Great guide! Even if I’m a bit tired of this “gates”

Jared Forkner

I don’t really know much about terminal but I’m getting an error.

git commit -am “changes messages”
fatal: Not a git repository (or any of the parent directories): .git

What am I doing wrong?

MakeUseOf TechGuy

This error means you’re not in the correct local directory, I believe.

Ana

Please, how do I fix that? :(

MakeUseOf TechGuy

type “cd ” and the name of the directory where your GIT repo is. The name of the package you cloned.

Jared Forkner

so I figured out how to do the push… But I can’t figure out where to put the HTML files that I upload.

MakeUseOf TechGuy

Put them into the working local directory, but then you have to add them to the tracked repository by using the command “git add somefile.html”, then do your commit.

Jared Forkner

I figured out the commands and such by digging around on the git / heroku help areas. Works now without a stitch!

Bastien

Wowowowowow !!

Thanks a ton James, this worked like a charm and you saved me DAYS of work, THANKS !!

I only had 1 issue : when adding the app to the page with the “https://www.facebook.com/dialog/pagetab…” I first had an API Error Code: 191… which turned out to be because you needed backslash at the end of each Heroku URL (on this URL code but also on Facebook app details) ==> check this for more info :
http://stackoverflow.com/questions/7382621/facebook-api-error-code-191 (2nd answer)

MakeUseOf TechGuy

Great tip, thanks Bastien. In my case, the URLs were added automatically though – with a slash. Didn’t this happen for you?

Rick

trying to do this self hosted, but can not get anything to display, seems I need AppInfo.php that I do not have. can anyone provide a basic self host index.php file

Mark

Excellent work!

Can I use an iframe/external url page with the include function? if so how do I achieve that?

MakeUseOf TechGuy

No, you can’t. Include is for adding in a page and processing the code stored locally, but elsewhere. You can still add an iframe as you would on any HTML page though, using iframe tags.

Mark

Ok, good solution! Thanks

JB WU

Hi, James,

I’m a novice and decided to try to learn this. I’ve been following your instruction till this:
Open up the newly created directory, and take a look around.

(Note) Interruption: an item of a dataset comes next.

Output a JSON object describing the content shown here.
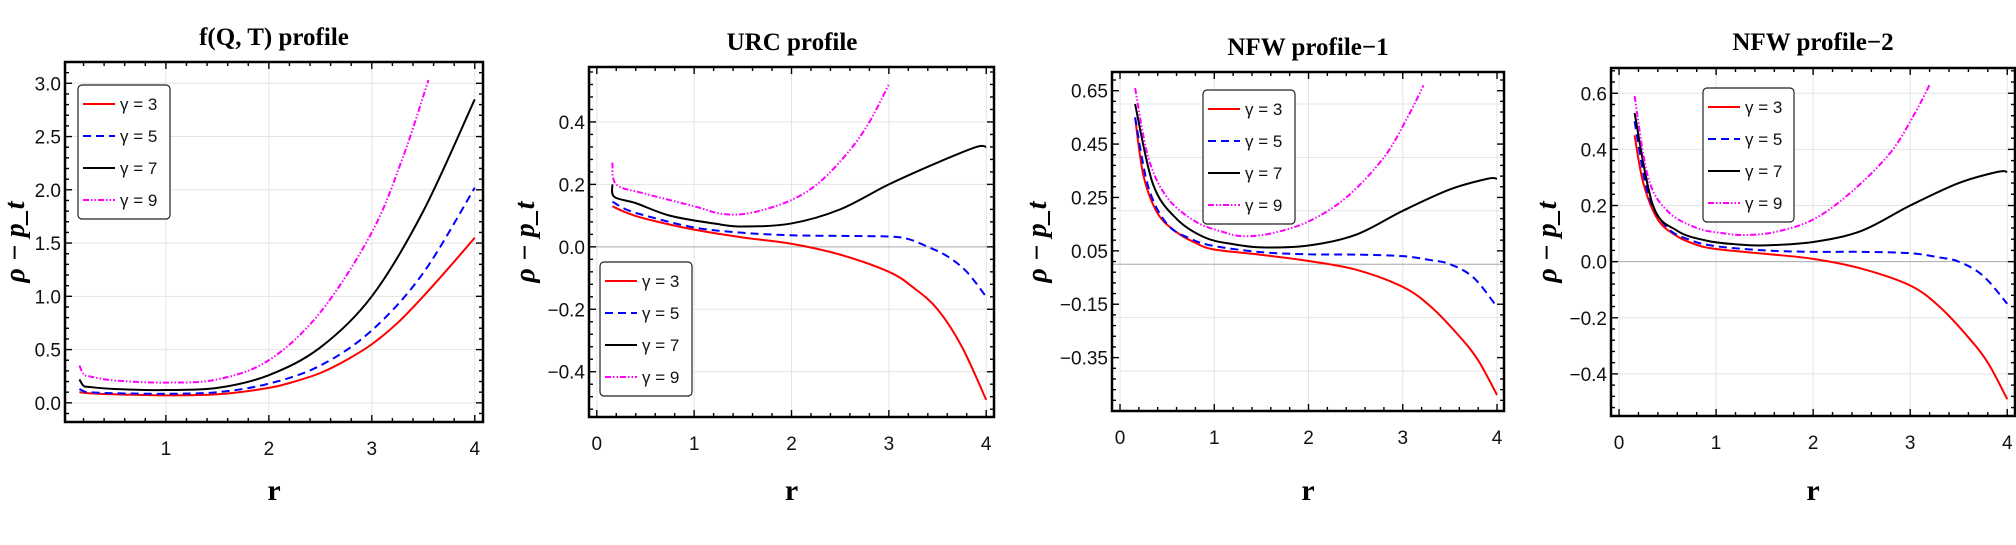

I’m working on the git bash windows and do not know where to find the directory and how to open up.

Would you be able to tell me please? (I have no background in coding thought I follow pretty well so far:))

Thanks and kind regards, JB

James B

I’m afraid I can’t test this at the moment, but I believe it’s something like C:/program files/git/htdocs/your app

Ravi Shanker Reddy

Thankyou So Much.. This Helped me a lot!!

Mark

Hi – I want to allow access to an mp3 for fans. I’ve include the url point at the mp3 on an external site but the page is blank when I test it?

MakeUseOf TechGuy

You would need to give me a URL I could check…

Mrak

Thanks. It was the hosting web site rejecting the request. Now fixed. Great work by the way. Saved me a lot of time.